The slotted heddles X1 and X2 as shown in FIGS. 1 and 2 are depicted in their lowest position so that the slotted eyelet 16 machined therein permits motion of a warp thread III and IV guided therethrough upwards only as far as middle shed line 18. Because of this arrangement the lower shed UF between the stop bar and the slotted heddles X1 and X2 is penetrated only by the lower weft thread. The arrangement of the ordinary heddles 3 and 4 is illustrated analogous to the arrangements of the ordinary heddles 1 and 2 (as shown in FIGS. 1 and 2).
FIGS. 1 and 2 illustrate production of a two-ply woven, the facing woven comprising the warp threads I and II and the backing woven the warp threads III and IV. The slotted heddles O1 and O2 work slot middle SM down>up (raising) and the slotted heddles X1 and X2 work slot middle SM up>down (lowering). Raising the slotted heddles O1 and O2 means that the warp threads I, II are prevented from being lowered into the lower shed UF. Lowering the slotted heddles X1 and X2 means that the warp threads III, IV are prevented from being raised into the upper shed OF.

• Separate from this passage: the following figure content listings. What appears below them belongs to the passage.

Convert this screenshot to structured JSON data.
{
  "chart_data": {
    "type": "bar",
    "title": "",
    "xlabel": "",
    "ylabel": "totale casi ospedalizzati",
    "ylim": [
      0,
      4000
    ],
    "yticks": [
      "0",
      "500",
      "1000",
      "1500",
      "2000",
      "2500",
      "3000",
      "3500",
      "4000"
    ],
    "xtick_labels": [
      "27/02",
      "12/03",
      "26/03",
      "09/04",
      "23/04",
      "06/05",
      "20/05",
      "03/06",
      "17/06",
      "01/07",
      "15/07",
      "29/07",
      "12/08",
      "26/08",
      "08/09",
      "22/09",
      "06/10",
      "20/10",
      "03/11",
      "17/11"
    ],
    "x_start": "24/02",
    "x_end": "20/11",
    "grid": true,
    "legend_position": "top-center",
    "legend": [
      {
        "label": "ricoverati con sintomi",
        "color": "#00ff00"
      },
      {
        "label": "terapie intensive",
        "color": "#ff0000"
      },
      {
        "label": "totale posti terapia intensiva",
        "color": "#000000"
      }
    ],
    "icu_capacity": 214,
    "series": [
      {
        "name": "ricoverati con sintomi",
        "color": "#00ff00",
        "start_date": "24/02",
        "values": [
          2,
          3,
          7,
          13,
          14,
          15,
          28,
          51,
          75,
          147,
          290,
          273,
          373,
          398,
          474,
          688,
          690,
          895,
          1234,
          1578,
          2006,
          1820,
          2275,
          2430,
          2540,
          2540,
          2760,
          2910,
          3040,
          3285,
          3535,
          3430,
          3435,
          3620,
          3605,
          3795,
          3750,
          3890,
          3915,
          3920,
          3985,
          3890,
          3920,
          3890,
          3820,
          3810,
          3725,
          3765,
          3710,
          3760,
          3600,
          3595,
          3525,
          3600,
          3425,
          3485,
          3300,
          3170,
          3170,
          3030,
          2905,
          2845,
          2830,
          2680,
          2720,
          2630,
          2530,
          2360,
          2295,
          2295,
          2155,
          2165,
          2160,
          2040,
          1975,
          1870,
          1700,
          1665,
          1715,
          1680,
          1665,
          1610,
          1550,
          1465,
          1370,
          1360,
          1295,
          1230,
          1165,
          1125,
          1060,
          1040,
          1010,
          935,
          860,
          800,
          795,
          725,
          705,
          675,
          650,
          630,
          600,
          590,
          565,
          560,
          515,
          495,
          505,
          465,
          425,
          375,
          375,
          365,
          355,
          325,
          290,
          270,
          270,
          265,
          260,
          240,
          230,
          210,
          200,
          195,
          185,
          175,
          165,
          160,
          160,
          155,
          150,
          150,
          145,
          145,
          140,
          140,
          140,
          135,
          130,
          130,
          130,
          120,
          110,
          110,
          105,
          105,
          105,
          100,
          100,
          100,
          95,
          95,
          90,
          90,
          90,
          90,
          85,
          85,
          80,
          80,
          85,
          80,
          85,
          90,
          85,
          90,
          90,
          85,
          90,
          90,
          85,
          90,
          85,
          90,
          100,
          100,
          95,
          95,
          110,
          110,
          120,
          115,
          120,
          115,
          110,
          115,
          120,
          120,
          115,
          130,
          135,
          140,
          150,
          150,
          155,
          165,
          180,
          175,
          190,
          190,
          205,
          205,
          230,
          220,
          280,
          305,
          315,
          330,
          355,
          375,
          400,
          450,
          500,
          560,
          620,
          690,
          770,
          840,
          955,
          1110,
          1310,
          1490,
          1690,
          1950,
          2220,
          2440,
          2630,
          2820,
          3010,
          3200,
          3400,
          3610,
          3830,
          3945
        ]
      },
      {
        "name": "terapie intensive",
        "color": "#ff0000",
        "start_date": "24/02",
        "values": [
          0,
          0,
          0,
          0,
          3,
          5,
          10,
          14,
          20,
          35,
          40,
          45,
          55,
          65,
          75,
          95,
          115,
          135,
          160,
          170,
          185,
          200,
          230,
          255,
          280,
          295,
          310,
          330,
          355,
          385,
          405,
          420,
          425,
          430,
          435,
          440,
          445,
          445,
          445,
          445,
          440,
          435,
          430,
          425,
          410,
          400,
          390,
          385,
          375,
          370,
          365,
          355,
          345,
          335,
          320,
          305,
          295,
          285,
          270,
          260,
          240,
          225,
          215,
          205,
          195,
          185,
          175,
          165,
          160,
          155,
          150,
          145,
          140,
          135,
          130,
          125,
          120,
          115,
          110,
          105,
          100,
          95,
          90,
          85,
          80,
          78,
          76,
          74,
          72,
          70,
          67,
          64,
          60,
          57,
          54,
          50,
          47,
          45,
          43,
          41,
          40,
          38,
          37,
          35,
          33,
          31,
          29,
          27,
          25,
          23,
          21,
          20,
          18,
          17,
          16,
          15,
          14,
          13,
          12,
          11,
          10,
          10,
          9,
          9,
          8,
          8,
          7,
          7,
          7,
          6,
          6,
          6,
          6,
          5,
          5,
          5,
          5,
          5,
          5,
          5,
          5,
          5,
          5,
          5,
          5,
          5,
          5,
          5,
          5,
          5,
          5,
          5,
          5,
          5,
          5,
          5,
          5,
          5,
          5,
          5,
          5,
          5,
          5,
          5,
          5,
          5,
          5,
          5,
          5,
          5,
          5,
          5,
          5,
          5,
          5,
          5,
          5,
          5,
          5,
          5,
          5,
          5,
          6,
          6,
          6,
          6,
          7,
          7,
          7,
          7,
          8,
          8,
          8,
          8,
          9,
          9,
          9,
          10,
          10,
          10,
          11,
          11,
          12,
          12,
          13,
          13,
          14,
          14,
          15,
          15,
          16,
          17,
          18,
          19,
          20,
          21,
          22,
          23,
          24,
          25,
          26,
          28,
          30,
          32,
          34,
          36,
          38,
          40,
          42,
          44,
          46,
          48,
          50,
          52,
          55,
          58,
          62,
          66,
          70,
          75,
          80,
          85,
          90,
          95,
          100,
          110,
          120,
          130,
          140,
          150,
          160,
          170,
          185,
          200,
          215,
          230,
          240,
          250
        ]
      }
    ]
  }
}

Referring now to FIGS. 3 and 4 there are illustrated the heddles 1, 2, 3 and 4 in the positions analogous to those as shown in FIGS. 1 and 2, resulting in the warp threads I to IV being guided up/down by the heddles 1 to 4. However, to produce a single-ply woven all slotted heddles are fully raised/lowered accordingly, the slotted heddles O1 and O2 then being in the lowest position so that their slot middles SM (centerlines of the slots, see FIG. 5) are level with the middle shed line 18 and both warp threads I and II are then able to fully implement the motions of the heddles 1 and 2 without being obstructed by the slotted heddles O1 and O2. The slotted heddles X1 and X2 then being in the fully raised position so that their slot middles SM also are level with the middle shed line 18 and both warp threads III and IV are then able to fully implement the motions of the heddles 3 and 4 without being obstructed by the slotted heddles X1 and X2. In other words the wefts OL and UL are entered in the “full” shed taking up the space of aforementioned partial sheds OF and UF. As a result, a single-ply woven is produced with a double pick, in other words twice as fast precisely the same as the two-ply woven simultaneously produced as described before.
Referring now to FIG. 4 there are illustrated the positions of the first heddles 1 to 4 and thus the run of the warp threads I to IV out of step to that as shown in FIG. 3. Referring now to FIG. 5 there is illustrated by way of example (not true to scale) a slotted heddle O1 having a slotted eyelet 16 which in accordance with an advantageous further embodiment may also comprise an additional regular eyelet 22.
It will be appreciated that there are no limits to the range of applications of the method in accordance with the invention and the slotted heddles in accordance with the invention for producing all kinds of single and two-ply wovens, particularly tailored tubular wovens.